Numa análise no início deste ano, a Visão Mundial descobriu que o custo dos alimentos básicos na Nova Zelândia aumentou 56 por cento entre 2022 e 2023. Young disse que ficou particularmente impressionada com as mudanças de preços quando viu um saco de marshmallows à venda em um supermercado por 8 dólares neozelandeses (US$ 4,99).

Em março, Young mudou-se para Melbourne, seguindo o exemplo de vários amigos e ex-colegas de casa.

Na segunda maior cidade da Austrália, ela se viu cercada por outros neozelandeses.

Todas as terças-feiras, ela e seus amigos se reúnem em um pub local para tomar uma bebida e fazer um teste. Eles muitas vezes ficam prejudicados pela falta de um companheiro de equipe australiano, mas ocasionalmente conseguem ganhar a pena do mestre do quiz, que também é neozelandês.

Embora Chong e Young digam que esperam eventualmente regressar à Nova Zelândia, Olsen teme que as velhas suposições sobre a migração inversa possam já não ser verdadeiras.

Muitos neozelandeses que se mudam para o exterior tradicionalmente voltam para casa depois de alguns anos para ficarem perto da família, disse ele.

“Mas se você não tem um emprego e não tem uma casa acessível, então você realmente começa a se perguntar: é melhor você voltar para a Nova Zelândia ou é melhor que mamãe e papai se mudem para onde quer que você esteja no mundo?”

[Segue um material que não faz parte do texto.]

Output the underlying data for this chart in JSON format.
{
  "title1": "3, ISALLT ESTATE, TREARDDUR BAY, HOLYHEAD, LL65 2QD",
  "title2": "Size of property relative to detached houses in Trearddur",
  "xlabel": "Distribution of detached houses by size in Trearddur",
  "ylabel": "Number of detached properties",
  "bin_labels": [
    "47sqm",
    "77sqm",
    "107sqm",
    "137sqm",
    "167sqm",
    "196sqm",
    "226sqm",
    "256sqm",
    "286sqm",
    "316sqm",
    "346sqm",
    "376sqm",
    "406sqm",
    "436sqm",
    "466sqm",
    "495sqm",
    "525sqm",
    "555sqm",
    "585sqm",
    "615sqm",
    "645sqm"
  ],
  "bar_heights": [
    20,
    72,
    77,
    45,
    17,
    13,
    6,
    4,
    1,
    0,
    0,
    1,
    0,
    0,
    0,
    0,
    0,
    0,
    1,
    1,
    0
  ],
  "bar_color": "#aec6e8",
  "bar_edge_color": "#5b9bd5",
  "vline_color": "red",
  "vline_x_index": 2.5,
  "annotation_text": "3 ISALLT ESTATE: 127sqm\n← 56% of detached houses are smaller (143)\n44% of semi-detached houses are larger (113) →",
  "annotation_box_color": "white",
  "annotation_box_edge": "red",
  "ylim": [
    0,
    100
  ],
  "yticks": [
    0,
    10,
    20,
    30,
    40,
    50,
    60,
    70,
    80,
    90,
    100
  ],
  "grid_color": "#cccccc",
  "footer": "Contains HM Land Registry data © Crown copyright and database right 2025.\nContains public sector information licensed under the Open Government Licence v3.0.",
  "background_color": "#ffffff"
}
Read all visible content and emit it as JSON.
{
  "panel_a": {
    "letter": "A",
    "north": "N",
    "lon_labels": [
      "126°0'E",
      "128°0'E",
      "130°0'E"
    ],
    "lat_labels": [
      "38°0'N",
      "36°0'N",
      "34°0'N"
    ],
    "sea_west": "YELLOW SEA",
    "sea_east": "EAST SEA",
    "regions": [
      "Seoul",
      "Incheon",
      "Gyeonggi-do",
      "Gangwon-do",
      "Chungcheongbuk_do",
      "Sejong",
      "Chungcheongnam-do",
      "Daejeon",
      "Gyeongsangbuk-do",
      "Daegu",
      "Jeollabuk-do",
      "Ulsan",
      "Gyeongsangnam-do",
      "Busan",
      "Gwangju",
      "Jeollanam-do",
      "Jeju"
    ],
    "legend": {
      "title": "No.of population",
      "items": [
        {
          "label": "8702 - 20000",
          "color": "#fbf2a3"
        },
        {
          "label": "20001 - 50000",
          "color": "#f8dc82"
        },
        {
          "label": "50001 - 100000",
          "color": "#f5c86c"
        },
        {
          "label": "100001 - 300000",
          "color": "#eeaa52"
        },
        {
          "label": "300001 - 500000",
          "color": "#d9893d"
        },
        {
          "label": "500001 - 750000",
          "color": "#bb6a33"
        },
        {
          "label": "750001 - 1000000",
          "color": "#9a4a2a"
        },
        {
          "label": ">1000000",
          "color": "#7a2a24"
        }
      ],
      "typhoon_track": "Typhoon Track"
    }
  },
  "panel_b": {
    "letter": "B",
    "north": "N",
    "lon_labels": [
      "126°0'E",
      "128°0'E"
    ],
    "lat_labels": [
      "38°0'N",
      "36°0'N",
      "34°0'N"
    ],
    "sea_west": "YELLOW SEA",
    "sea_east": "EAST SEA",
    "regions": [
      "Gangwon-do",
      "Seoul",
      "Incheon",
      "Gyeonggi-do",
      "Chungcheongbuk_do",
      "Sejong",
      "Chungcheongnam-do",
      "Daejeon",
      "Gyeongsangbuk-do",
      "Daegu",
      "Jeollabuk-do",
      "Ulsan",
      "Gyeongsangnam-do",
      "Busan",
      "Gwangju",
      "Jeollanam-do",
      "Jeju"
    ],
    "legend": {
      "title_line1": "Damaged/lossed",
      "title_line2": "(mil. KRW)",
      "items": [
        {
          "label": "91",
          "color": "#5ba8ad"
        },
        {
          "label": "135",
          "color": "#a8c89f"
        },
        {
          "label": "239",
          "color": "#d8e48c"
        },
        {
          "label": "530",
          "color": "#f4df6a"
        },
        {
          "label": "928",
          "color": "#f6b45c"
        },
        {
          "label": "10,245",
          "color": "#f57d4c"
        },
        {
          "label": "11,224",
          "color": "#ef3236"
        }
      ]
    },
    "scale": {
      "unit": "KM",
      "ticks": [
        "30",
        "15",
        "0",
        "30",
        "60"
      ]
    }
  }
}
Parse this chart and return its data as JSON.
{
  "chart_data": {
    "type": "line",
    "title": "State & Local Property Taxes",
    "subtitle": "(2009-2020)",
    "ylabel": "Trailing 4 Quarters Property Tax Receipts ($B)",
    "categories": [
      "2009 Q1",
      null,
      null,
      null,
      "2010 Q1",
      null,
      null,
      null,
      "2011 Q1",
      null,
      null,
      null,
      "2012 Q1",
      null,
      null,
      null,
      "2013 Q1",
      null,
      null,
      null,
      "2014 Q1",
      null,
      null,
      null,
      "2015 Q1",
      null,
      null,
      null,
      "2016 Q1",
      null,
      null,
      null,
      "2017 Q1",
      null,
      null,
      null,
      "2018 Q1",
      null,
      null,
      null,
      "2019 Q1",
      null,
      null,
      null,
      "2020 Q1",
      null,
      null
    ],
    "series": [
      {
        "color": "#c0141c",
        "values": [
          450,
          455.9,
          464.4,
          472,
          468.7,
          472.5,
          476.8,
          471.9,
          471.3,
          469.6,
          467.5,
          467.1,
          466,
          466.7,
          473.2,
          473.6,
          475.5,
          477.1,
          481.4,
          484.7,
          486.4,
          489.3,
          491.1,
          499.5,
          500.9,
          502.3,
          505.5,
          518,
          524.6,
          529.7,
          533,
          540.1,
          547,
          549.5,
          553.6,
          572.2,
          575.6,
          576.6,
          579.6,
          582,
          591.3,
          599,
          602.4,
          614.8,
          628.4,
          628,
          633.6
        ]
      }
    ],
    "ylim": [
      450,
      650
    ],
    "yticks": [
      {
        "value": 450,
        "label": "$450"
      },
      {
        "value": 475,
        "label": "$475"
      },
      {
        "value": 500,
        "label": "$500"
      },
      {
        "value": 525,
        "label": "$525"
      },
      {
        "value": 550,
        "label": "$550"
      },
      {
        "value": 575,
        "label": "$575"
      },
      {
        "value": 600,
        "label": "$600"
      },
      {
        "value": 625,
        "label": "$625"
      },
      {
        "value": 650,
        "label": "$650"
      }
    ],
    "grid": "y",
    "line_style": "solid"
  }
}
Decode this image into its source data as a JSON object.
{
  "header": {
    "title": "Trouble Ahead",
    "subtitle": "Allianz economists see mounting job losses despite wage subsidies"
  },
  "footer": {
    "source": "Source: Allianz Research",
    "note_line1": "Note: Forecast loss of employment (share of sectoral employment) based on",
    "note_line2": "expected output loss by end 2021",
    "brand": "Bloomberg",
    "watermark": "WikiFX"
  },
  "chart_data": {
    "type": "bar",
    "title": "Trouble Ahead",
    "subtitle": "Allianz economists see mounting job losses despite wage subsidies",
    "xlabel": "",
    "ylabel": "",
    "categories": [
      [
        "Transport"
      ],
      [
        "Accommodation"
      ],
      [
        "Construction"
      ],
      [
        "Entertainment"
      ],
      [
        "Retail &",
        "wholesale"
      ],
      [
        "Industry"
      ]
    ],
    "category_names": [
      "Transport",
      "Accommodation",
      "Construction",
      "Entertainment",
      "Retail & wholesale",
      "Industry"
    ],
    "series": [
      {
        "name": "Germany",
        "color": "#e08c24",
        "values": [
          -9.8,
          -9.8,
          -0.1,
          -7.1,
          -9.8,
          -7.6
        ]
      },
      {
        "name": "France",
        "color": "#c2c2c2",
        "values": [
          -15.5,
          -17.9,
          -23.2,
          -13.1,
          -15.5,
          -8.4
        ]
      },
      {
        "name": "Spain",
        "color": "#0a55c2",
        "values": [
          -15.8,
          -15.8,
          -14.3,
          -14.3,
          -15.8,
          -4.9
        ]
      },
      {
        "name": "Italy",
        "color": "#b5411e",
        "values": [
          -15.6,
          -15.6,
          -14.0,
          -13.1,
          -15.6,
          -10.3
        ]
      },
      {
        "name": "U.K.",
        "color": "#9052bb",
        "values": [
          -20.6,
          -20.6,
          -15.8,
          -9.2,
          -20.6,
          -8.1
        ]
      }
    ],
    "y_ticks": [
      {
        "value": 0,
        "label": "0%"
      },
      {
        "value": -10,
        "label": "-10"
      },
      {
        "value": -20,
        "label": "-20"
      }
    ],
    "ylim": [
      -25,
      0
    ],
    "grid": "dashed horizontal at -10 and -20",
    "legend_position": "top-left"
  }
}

Fluxos de saída maiores combinados com factores de atracção mais fracos são quando “começamos realmente a arriscar a população e a inovação no futuro”, disse Olsen.

Agora, disse ele, o número de pessoas está saindo em tão grande número que ele está vendo os efeitos em seus próprios círculos. “Parece que há festas de despedida ou convites para brunches de despedida todas as semanas”, disse ele.